Hunger und Kälte bedrängten ihn. Er suchte die Dunkelheit nach Muller ab. Mittlerweile fand er diesen Scherz nicht mehr lustig.

„Können Sie mich hören?“ fragte er bei Boardman an.

„Wir holen Sie bald heraus.“

„Ja, aber wann!“

„Wir haben eine Drohne losgeschickt, Ned.“

„Eine Drohne dürfte kaum mehr als eine Viertelstunde benötigen, um zu mir vorzustoßen. In diesen Zonen gibt es kaum Fallen.“

Boardman hielt einen Moment inne. „Muller hat die Drohne abgefangen und zerstört. Das war vor einer Stunde.“

„Warum haben Sie mir nichts davon gesagt?“

„Wir schicken jetzt mehrere Drohnen gleichzeitig los“, erklärte ihm Boardman. „Muller kann nicht alle im Auge behalten. Er wird mindestens eine übersehen. Alles ist bestens in Ordnung, Ned. Sie befinden sich nicht in Gefahr.“

„Bis etwas passiert“, antwortete Ned düster.

Aber er zog es vor, sich nicht weiter über diesen Punkt zu unterhalten. Frierend und hungrig drängte er sich an die Wand und wartete weiter. Er beobachtete, wie sich hundert Meter vor ihm auf dem Platz ein kleines, wendiges Tier an ein viel größeres heranschlich und es tötete. Er sah, wie sich andere Raubtiere näherten und Stücke aus dem blutigen Kadaver rissen. Ned hörte die knackenden und reißenden Geräusche. Sein Blickfeld war teilweise eingeschränkt. Er renkte sich fast den Hals aus, als er sich nach der Drohne umsah, die ihn befreien sollte. Aber kein Roboter erschien.

Er kam sich vor wie ein Menschenopfer auf einem Steinaltar, das jeden Moment getötet werden konnte.

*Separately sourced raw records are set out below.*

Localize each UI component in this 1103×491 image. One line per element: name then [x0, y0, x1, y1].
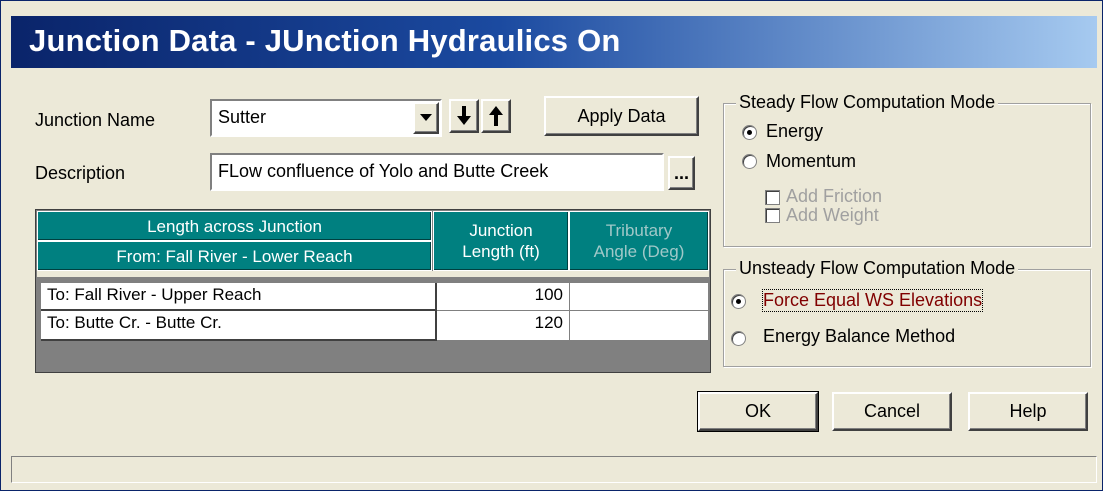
browse-label: ... — [673, 162, 689, 183]
arrow-down-icon — [457, 106, 471, 125]
header-angle-line2: Angle (Deg) — [593, 242, 685, 261]
momentum-radio[interactable] — [742, 154, 757, 169]
header-tributary-angle: Tributary Angle (Deg) — [569, 211, 709, 271]
junction-name-select[interactable]: Sutter — [210, 99, 442, 137]
table-row-to-reach[interactable]: To: Butte Cr. - Butte Cr. — [41, 311, 437, 341]
help-label: Help — [1009, 401, 1047, 421]
apply-data-label: Apply Data — [577, 105, 666, 126]
force-equal-label[interactable]: Force Equal WS Elevations — [761, 289, 984, 312]
cancel-label: Cancel — [863, 401, 921, 421]
status-bar — [11, 456, 1097, 483]
header-angle-line1: Tributary — [605, 221, 673, 240]
momentum-label[interactable]: Momentum — [766, 151, 856, 172]
table-row-angle[interactable] — [570, 311, 709, 341]
description-label: Description — [35, 163, 126, 183]
window-title: Junction Data - JUnction Hydraulics On — [29, 23, 621, 58]
description-value: FLow confluence of Yolo and Butte Creek — [218, 161, 549, 181]
ok-label: OK — [744, 401, 771, 421]
energy-label[interactable]: Energy — [766, 121, 823, 142]
header-from-reach: From: Fall River - Lower Reach — [37, 241, 432, 271]
table-row-to-reach[interactable]: To: Fall River - Upper Reach — [41, 283, 437, 311]
move-up-button[interactable] — [481, 99, 511, 133]
energy-balance-radio[interactable] — [731, 331, 746, 346]
energy-balance-label[interactable]: Energy Balance Method — [763, 326, 955, 347]
browse-description-button[interactable]: ... — [668, 156, 695, 190]
add-friction-checkbox[interactable] — [765, 190, 780, 205]
add-weight-checkbox[interactable] — [765, 208, 780, 223]
junction-name-value: Sutter — [218, 107, 267, 127]
chevron-down-icon — [420, 114, 432, 121]
table-row-length[interactable]: 100 — [437, 283, 570, 311]
help-button[interactable]: Help — [968, 392, 1088, 431]
header-junction-length: Junction Length (ft) — [433, 211, 569, 271]
energy-radio[interactable] — [742, 125, 757, 140]
ok-button[interactable]: OK — [697, 391, 819, 432]
add-friction-label: Add Friction — [786, 186, 883, 206]
description-input[interactable]: FLow confluence of Yolo and Butte Creek — [210, 153, 664, 191]
junction-data-dialog: Junction Data - JUnction Hydraulics On J… — [0, 0, 1103, 491]
steady-flow-title: Steady Flow Computation Mode — [736, 92, 999, 113]
table-row-length[interactable]: 120 — [437, 311, 570, 341]
header-length-across: Length across Junction — [37, 211, 432, 241]
dropdown-button[interactable] — [413, 102, 439, 134]
junction-name-label: Junction Name — [35, 110, 156, 130]
unsteady-flow-title: Unsteady Flow Computation Mode — [736, 258, 1019, 279]
unsteady-flow-group: Unsteady Flow Computation Mode — [723, 258, 1091, 367]
header-length-line1: Junction — [469, 221, 533, 240]
force-equal-radio[interactable] — [731, 294, 746, 309]
arrow-up-icon — [489, 106, 503, 126]
move-down-button[interactable] — [449, 99, 479, 133]
title-bar: Junction Data - JUnction Hydraulics On — [11, 16, 1097, 68]
table-row-angle[interactable] — [570, 283, 709, 311]
header-length-line2: Length (ft) — [462, 242, 540, 261]
cancel-button[interactable]: Cancel — [832, 392, 952, 431]
add-weight-label: Add Weight — [786, 205, 879, 225]
apply-data-button[interactable]: Apply Data — [544, 96, 699, 136]
table-spacer — [37, 271, 709, 277]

Die Raubtiere hatten ihr Werk vollbracht. Jetzt trotteten sie über den Platz auf ihn zu… kleine, wieselartige Geschöpfe mit großen, sich verjüngenden Köpfen und paddelförmigen Pfoten, aus denen gelbe, gebogene Krallen hervortraten. Rote Augen auf gelben Netzhäuten. Sie studierten ihn interessiert, ruhig und neugierig. Dickes, purpurrotes Blut klebte an ihren Schnauzen.

Sie kamen näher. Eine lange, schmale Schnauze schob sich zwischen zwei Streben seines Käfigs. Rawlins trat danach. Die Schnauze verschwand wieder. Zu seiner Linken tauchte eine neue auf. Wenig später waren es schon drei.

Und dann schlüpften die Raubtiere von allen Seiten herein.